In ‘Finding Time in a Digital Age’, chapter 7 in Judy Wajcman’s Pressed for Time: The Acceleration of Life in Digital Capitalism (2015), she opens with a description of what economist John Maynard Keynes anticipated almost a century ago: increased productivity from technical progress will eventually alleviate the time and effort needed to produce and supply humanity’s material needs. Yet instead, Life is even more rushed in the accelerated digital age when the opposite was predicted. She argues that reducing of work hours as one way to alleviate time pressure. She attributes these long hour working conditions to a capitalist economy, hyper consumption, and a lack of public forum of what is a good life and what value and place leisure should have in it.
Her quote from sociologist Juliet Schor is only too relatable:
“they work too much, eat too quickly, socialise too little, drive and sit in traffic for too many hours, don’t get enough sleep, and feel harried too much of the time.” (p.167)
Whilst many have adopted the perspective that: the solution to our ‘temporal impoverishment’ is to return to a ‘naturalistic’ lifestyle and escape from technology, Wajcman’s analysis does not favour this as the answer. She highlights the complex duality technology have in our lives. On one hand, it has the ability to maximise our productivity, experience differently, and allow us to connect, produce, and operate in ways that weren’t possible before. On the other, we are constantly distracted, consuming and working as we are always connected.
The author’s commendable pragmatism, in response to the reactionary approach through returning to ‘nature’, shows great clarity and rational understanding beyond the emotional. She even proposes that we can find new approaches to adapt to our current environment. Just because technology has sped things up in our lives, doesn’t mean we can’t use technology, as we always have, to assist in improving human capabilities to adapt, to be versatile in new environments. This is demonstrated in the time management phone app that Wajcman mentions in the beginning.
“Smart, fast technologies provide an unparalleled opportunity for realizing a more humane and just society, only we need to keep in mind that busyness is not a function of gadgetry but of the priorities and parameters we ourselves set.” (p.184)

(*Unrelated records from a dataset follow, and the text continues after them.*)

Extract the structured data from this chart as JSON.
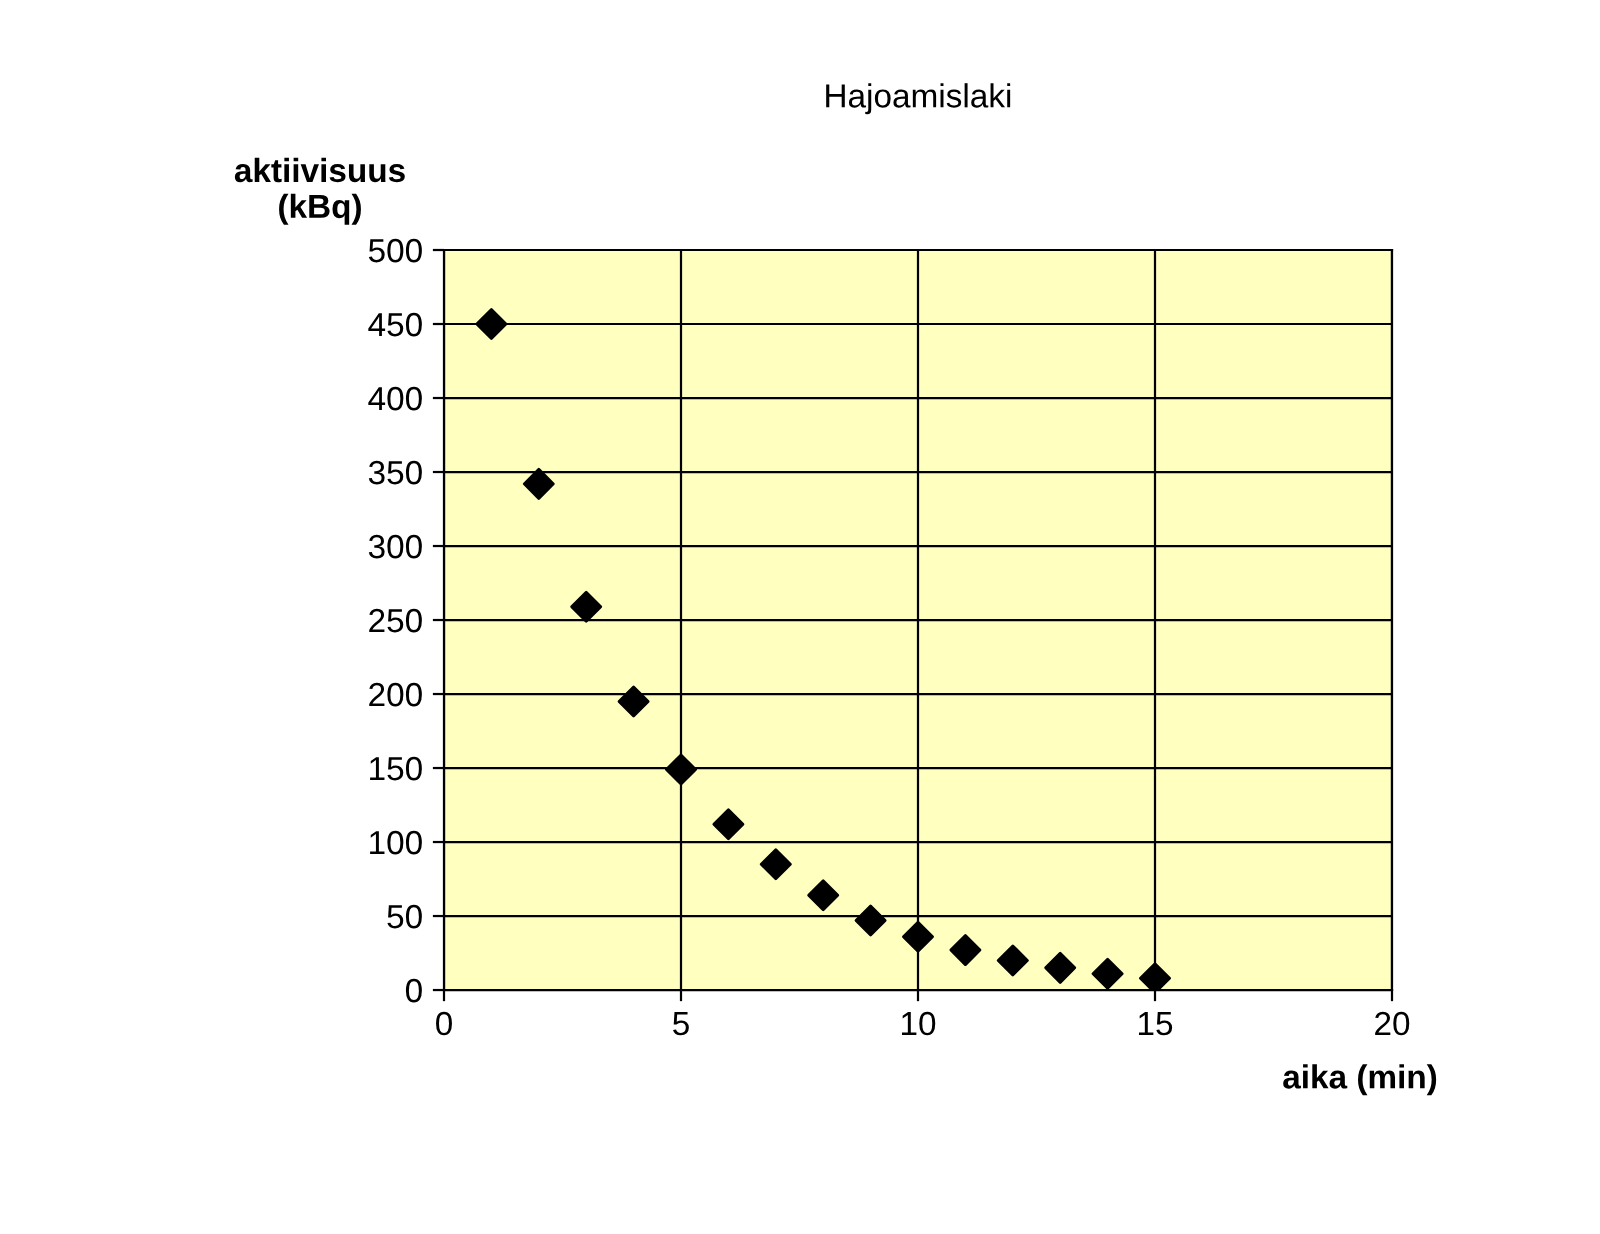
{
  "chart_data": {
    "type": "scatter",
    "title": "Hajoamislaki",
    "xlabel": "aika (min)",
    "ylabel": "aktiivisuus\n(kBq)",
    "x": [
      1,
      2,
      3,
      4,
      5,
      6,
      7,
      8,
      9,
      10,
      11,
      12,
      13,
      14,
      15
    ],
    "series": [
      {
        "color": "#000000",
        "values": [
          450,
          342,
          259,
          195,
          149,
          112,
          85,
          64,
          47,
          36,
          27,
          20,
          15,
          11,
          8
        ]
      }
    ],
    "xlim": [
      0,
      20
    ],
    "xticks": [
      0,
      5,
      10,
      15,
      20
    ],
    "ylim": [
      0,
      500
    ],
    "yticks": [
      0,
      50,
      100,
      150,
      200,
      250,
      300,
      350,
      400,
      450,
      500
    ],
    "grid": true,
    "marker": "diamond"
  }
}
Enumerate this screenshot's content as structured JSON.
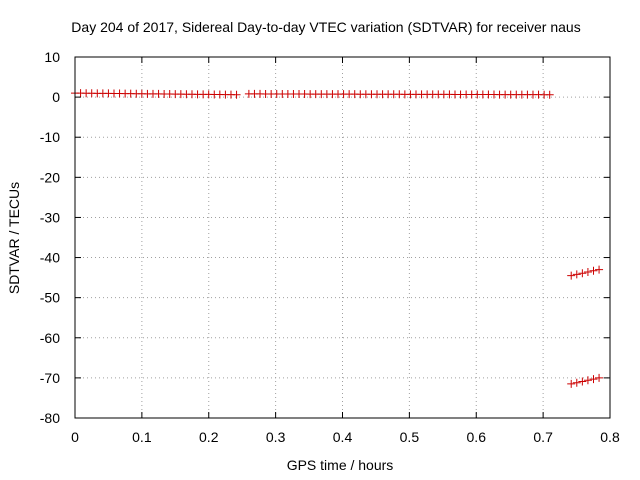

Wajcman also identified that, with the convenience of technology (particularly our personal devices, cloud services, etc), our divide between work and leisure seem to have dissipated.
This blurred lifestyle is something I experience on a daily basis, mostly working wherever I can fit it in. Some days I feel glad to be working from home and being able to spend time with my dogs, not realising that I am often not spending quality time with them, rather, bringing the mess and stress of my pursuit of my career into my ‘personal life’ and letting it invade the time i have set for other parts of my life. Whilst I have no complaints to putting in as much as I think I should for the results I desire, I have realised that I also desire and should cherish the companionship I am so fortunate to have at this point in my life. Which makes it difficult to prioritize one over the other. Incidentally, I have never thought this lifestyle I have unintentionally taken up might have anything to do with the fact that the integration of technology into our lives have made it possible to work anywhere we can, or want to.
This reading shed light on some subtle and sometimes unnoticeable factors that we should be reflecting on in our daily practices and work-life balance.